Rafale : Lula prendra sa décision avant de quitter ses fonctions

En matière de contrats d’armement, il ne faut pas vendre la peau de l’ours avant de l’avoir tué. Il y a presque un an, l’on pensait que Brasilia allait acheter 36 avions de combat Rafale. L’annonce de l’ouverture de négociations pour finaliser le contrat avait été faite lors d’une visite officielle du président Sarkozy au Brésil. En échange, la France s’engageait à soutenir et à acquérir des avions de transport KC-390, développés par le constructeur Embraer.

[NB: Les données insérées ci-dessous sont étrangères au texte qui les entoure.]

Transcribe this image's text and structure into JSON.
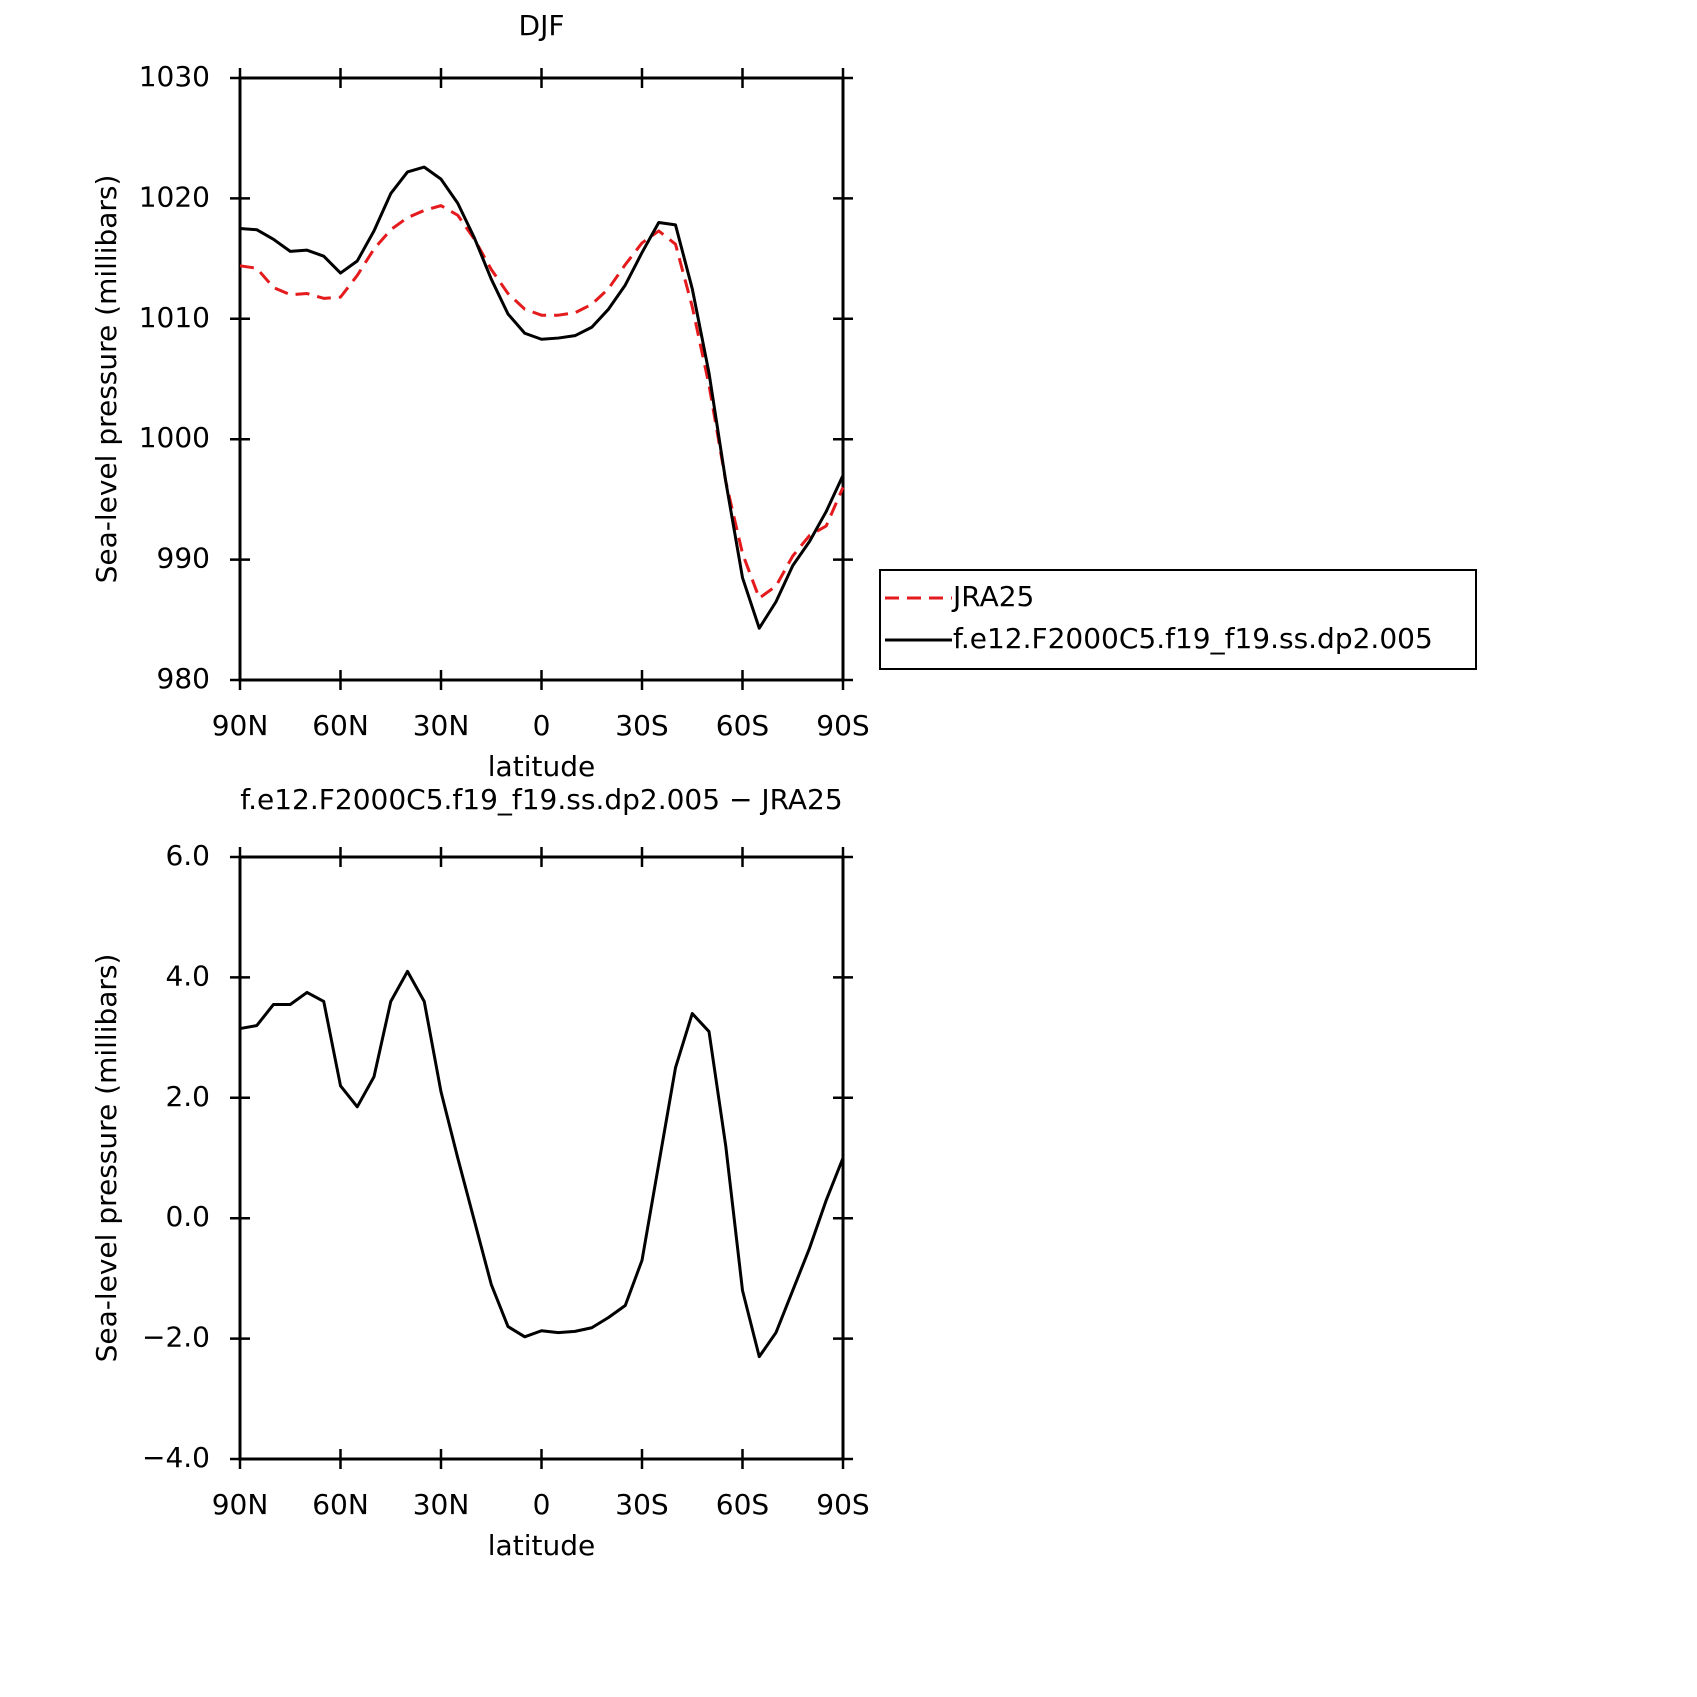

L’on pouvait, dès lors, espérer une conclusion rapide des négociations et célébrer la première vente à l’étranger du Rafale. Seulement voilà, entre-temps, les militaires brésiliens ont exprimé leur préférence pour le Gripen de Saab, voire même pour le F18 de Boeing, prenant ainsi à contre-pied le choix du président Lula et de son ministre de la Défense.

Par ailleurs, le Gripen NG a également les suffrages du syndicat des métallurgistes brésiliens, au sein duquel Lula a milité par le passé, car l’offre suédoise permettrait de créer entre 5.000 et 6.000 emplois directs au Brésil.

Du coup, l’annonce du choix définitif en faveur du Rafale a été repoussée à de maintes reprises. Attendue au printemps dernier, puis en juillet, le président Lula prendra sa décision qu’après la prochaine élection présidentielle, dont les deux tours seront organisés le 3 et le 31 octobre.

« Le président examinera le dossier après les élections. Il prendra la décision cette année, durant ce mandat a ainsi indiqué, le 7 septembre, Nelson Jobim, le ministre brésilien de la Défense. Et Lula quittera ses fonctions le 31 décembre.

Ne pouvant pas briguer un troisième mandat, le président brésilien soutient la candidature de sa dauphine, Dilma Rousseff. C’est donc en toute logique que l’annonce du choix en faveur du Rafale a été reportée, afin de ne pas prêter le flanc aux opposants en pleine campagne électorale.

Cela étant, la question se pose de savoir si le président Lula confirmera le choix du Rafale si son camp perd l’élection présidentielle. Et si tel est le cas, son successeur pourrait-il le remettre en cause si le contrat n’est pas encore signé au moment de la passation de pouvoir?

Par ailleurs, les besoins en matériels du Brésil, aussi surprenants qu’ils soient, s’expliquent par la découverte récente de réserves pétrolières au large de ses côtes qui pourraient faire de lui le premier producteur mondial d’or noir.

Pour cela, le gouvernement brésilien revendique ses droits sur sa plate-forme continentale, au-delà des 200 milles de ses eaux territoriales actuelles, ce qui suscite des réserves de la part d’autres pays. Voilà la raison pour laquelle, notamment, Brasilia a commandé des sous-marins Scorpène français en 2009, dont un sera adapté pour être doté d’un réacteur nucléaire.